Маша обрадовалась: «Правда? Освобождают?» Николай Григорьевич подтвердил. Он действительно слышал, что некий Зальцман, из старых партийцев, арестованный в феврале, недавно вернулся домой.

В этот вечер затащить Машу в дом не удалось: она спешила к больной родственнице. Но обещала в один из праздничных дней обязательно прийти.

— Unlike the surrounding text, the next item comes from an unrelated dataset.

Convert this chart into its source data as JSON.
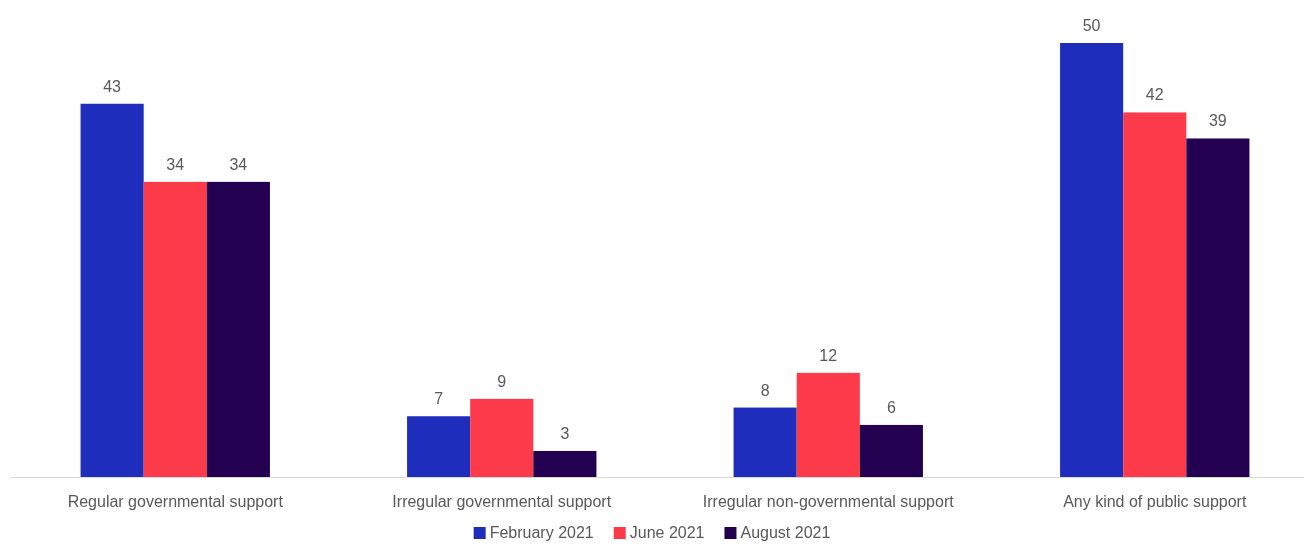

Николай Григорьевич особенно не настаивал. Он замечал, как за последние годы гас интерес к людям, даже некогда близким. Круг становился все уже. Когда-то море людей окружало его, годы и города подполья, ссылок, войны бросали навстречу сотни редкостно прекрасных людей, которые налету становились друзьями, но вот уже нет никого — они-то есть, но необходимость дружб исчезла, — никого, кроме Давида, Мишки, еще двоих или троих. И осталась в круге Лиза с детьми. Поэтому Маша, прилетевшая издалека, как воспоминание, не пробудила ничего, кроме ледовых мыслей и привычной, грызущей время от времени где-то в середине груди, под сердцем, тяжести.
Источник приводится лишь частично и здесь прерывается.